アルベルトはグレイシアの側に歩み寄ると、「がんばったね」と柔らかな声で言葉をかけ、ミレアに顔を向けると「ありがとう」と微笑んだ。
(すごい……王子様だわ)
そのキラキラした笑顔に、私の出番はここで終わりねとミレアはユーリオと一緒に少し離れたところで事態を見守ることにする。
「おい、アルベルト……どういう意味だよ」
棘のある不機嫌な声で、フーリスがアルベルトを嫌っているようなのが垣間見える。
「どういうって、そのままだよ。兄が使えなかったら弟に……僕が王太子になるからね」
対するアルベルトはにこやな笑顔を崩さないが、発した内容にその場にいる全員が息を飲んだ。

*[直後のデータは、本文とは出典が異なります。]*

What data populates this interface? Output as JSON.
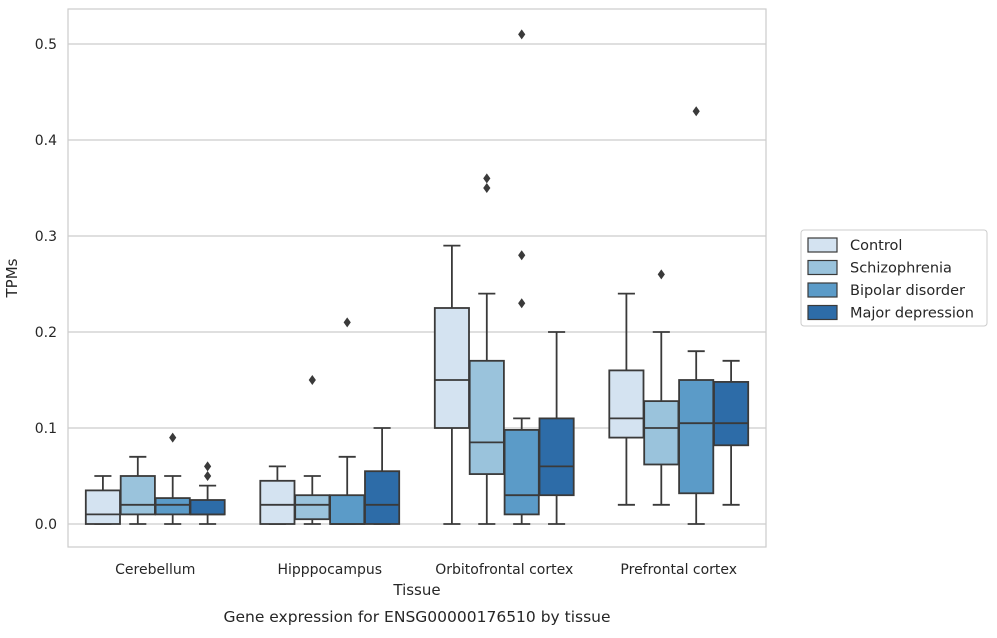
{
  "chart_data": {
    "type": "box",
    "xlabel": "Tissue",
    "ylabel": "TPMs",
    "caption": "Gene expression for ENSG00000176510 by tissue",
    "ylim": [
      -0.025,
      0.537
    ],
    "yticks": [
      0.0,
      0.1,
      0.2,
      0.3,
      0.4,
      0.5
    ],
    "ytick_labels": [
      "0.0",
      "0.1",
      "0.2",
      "0.3",
      "0.4",
      "0.5"
    ],
    "grid": "horizontal",
    "legend_position": "right",
    "categories": [
      "Cerebellum",
      "Hipppocampus",
      "Orbitofrontal cortex",
      "Prefrontal cortex"
    ],
    "series": [
      {
        "name": "Control",
        "color": "#d4e3f1",
        "boxes": [
          {
            "whisker_low": 0.0,
            "q1": 0.0,
            "median": 0.01,
            "q3": 0.035,
            "whisker_high": 0.05,
            "outliers": []
          },
          {
            "whisker_low": 0.0,
            "q1": 0.0,
            "median": 0.02,
            "q3": 0.045,
            "whisker_high": 0.06,
            "outliers": []
          },
          {
            "whisker_low": 0.0,
            "q1": 0.1,
            "median": 0.15,
            "q3": 0.225,
            "whisker_high": 0.29,
            "outliers": []
          },
          {
            "whisker_low": 0.02,
            "q1": 0.09,
            "median": 0.11,
            "q3": 0.16,
            "whisker_high": 0.24,
            "outliers": []
          }
        ]
      },
      {
        "name": "Schizophrenia",
        "color": "#9ac3dc",
        "boxes": [
          {
            "whisker_low": 0.0,
            "q1": 0.01,
            "median": 0.02,
            "q3": 0.05,
            "whisker_high": 0.07,
            "outliers": []
          },
          {
            "whisker_low": 0.0,
            "q1": 0.005,
            "median": 0.02,
            "q3": 0.03,
            "whisker_high": 0.05,
            "outliers": [
              0.15
            ]
          },
          {
            "whisker_low": 0.0,
            "q1": 0.052,
            "median": 0.085,
            "q3": 0.17,
            "whisker_high": 0.24,
            "outliers": [
              0.35,
              0.36
            ]
          },
          {
            "whisker_low": 0.02,
            "q1": 0.062,
            "median": 0.1,
            "q3": 0.128,
            "whisker_high": 0.2,
            "outliers": [
              0.26
            ]
          }
        ]
      },
      {
        "name": "Bipolar disorder",
        "color": "#5b9bc8",
        "boxes": [
          {
            "whisker_low": 0.0,
            "q1": 0.01,
            "median": 0.02,
            "q3": 0.027,
            "whisker_high": 0.05,
            "outliers": [
              0.09
            ]
          },
          {
            "whisker_low": 0.0,
            "q1": 0.0,
            "median": 0.0,
            "q3": 0.03,
            "whisker_high": 0.07,
            "outliers": [
              0.21
            ]
          },
          {
            "whisker_low": 0.0,
            "q1": 0.01,
            "median": 0.03,
            "q3": 0.098,
            "whisker_high": 0.11,
            "outliers": [
              0.23,
              0.28,
              0.51
            ]
          },
          {
            "whisker_low": 0.0,
            "q1": 0.032,
            "median": 0.105,
            "q3": 0.15,
            "whisker_high": 0.18,
            "outliers": [
              0.43
            ]
          }
        ]
      },
      {
        "name": "Major depression",
        "color": "#2d6ca8",
        "boxes": [
          {
            "whisker_low": 0.0,
            "q1": 0.01,
            "median": 0.01,
            "q3": 0.025,
            "whisker_high": 0.04,
            "outliers": [
              0.05,
              0.06
            ]
          },
          {
            "whisker_low": 0.0,
            "q1": 0.0,
            "median": 0.02,
            "q3": 0.055,
            "whisker_high": 0.1,
            "outliers": []
          },
          {
            "whisker_low": 0.0,
            "q1": 0.03,
            "median": 0.06,
            "q3": 0.11,
            "whisker_high": 0.2,
            "outliers": []
          },
          {
            "whisker_low": 0.02,
            "q1": 0.082,
            "median": 0.105,
            "q3": 0.148,
            "whisker_high": 0.17,
            "outliers": []
          }
        ]
      }
    ]
  }
}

「なっ、何を言ってんだよ。勝手なことを言ってると、父上たちからお叱りを受けるぞ」
「兄さんじゃないんだから……。もう陛下と大臣たちの審議も終わって正式に決定したし、今頃国中に触れが出てるんじゃないかな。卒業まで待ってあげたのは、僕の優しさだよ? 学園を卒業したら立派な大人。だから兄さんは、愛する人と自由に生きればいい。廃嫡にすると母上が悲しむから、どこか心がやすらぐ長閑なところの領主で許してあげる。その子と一緒に、そこで暮らせばいい」
まるで幼子に寝物語を聞かせるように、優しく穏やかな口調でアルベルトは話していた。それが笑顔と相まって、恐ろしさを感じさせる。するとそこに、金切り声が割って入った。
「嫌よ! なんで私がそんなド田舎で暮らさなきゃいけないの!? ねぇ、フーリス様、嘘よね!? フーリス様は王太子で、私を王妃にしてくれるんでしょ!?」
エヴィリーはフーリスの腕を掴んで揺さぶっており、その顔は必死だった。グレイシアが「しょせん、地位が目的の低俗な女ね」と小さく吐き捨てる。
「も、もちろんだよ、エヴィリー。アルベルトが嘘をついているだけだ!」
エヴィリーが喚きたて、それをフーリスが宥めているところに、またどこからかグレイシアの従者が近づいて来た。すっと一枚の書状を渡し、踵を返してもう一枚をグレイシアに手渡す。
「なっ、なんだこれは!」
「あら、さすがアル、仕事が速いわね。王家の名の下に、王太子をアルベルトに変えると書いてあるわ」
愕然とするフーリスに対し、満足そうに余裕のある笑みを浮かべるグレイシア。誰の目にも真実が明らかであり、非難、不審、軽蔑の目がフーリスたちに注がれる。その圧に、さすがのフーリスもたじろぎ、無意識に一歩引き下がった。それと同時に、エヴィリーはパッと掴んでいた腕を離し、汚らわしいものを見るような目でフーリスを睨んだ。
「わ、私は関係ないわ! ちょっと声をかけたら、王子が本気になってやったことなんだから!」
「は!? エヴィリー、何言ってんだよ! お前、俺のことを一番愛してるって言ってただろ!?」
「そんなの本気にするほうが悪いのよ。さよなら、領主になるなら一人で行ってよね!」
素晴らしい手のひら返しに、ミレアとユーリオはあんぐり口を開ける。彼女も悪役と言えば悪役だが、品性がなく意思も弱いので二人の好みとは対極に位置する雑魚悪役だ。
「おい、エヴィリー!」
フーリスが伸ばした手をすり抜け、エヴィリーは広間から走って出ていった。騒然とする中、アルベルトが笑みを張り付けたまま呟く。
「グレイを苦しめておいて、逃げられると思ってんの?」
その呟きは彼の近くにいた四人だけが聞こえており、フーリスは青白い顔で絶望し、グレイシアは「当然ね」と優雅に微笑んでいる。そしてミレアとユーリオは、アルベルト様おっかないと少し引いていた。
広間は蜂の巣をつついたような騒ぎになっていて、それをゆっくりと見回したアルベルトはパンと手を打ち鳴らした。それだけで波が引くようにざわめきが無くなっていき、人々の注目がアルベルトへ集まる。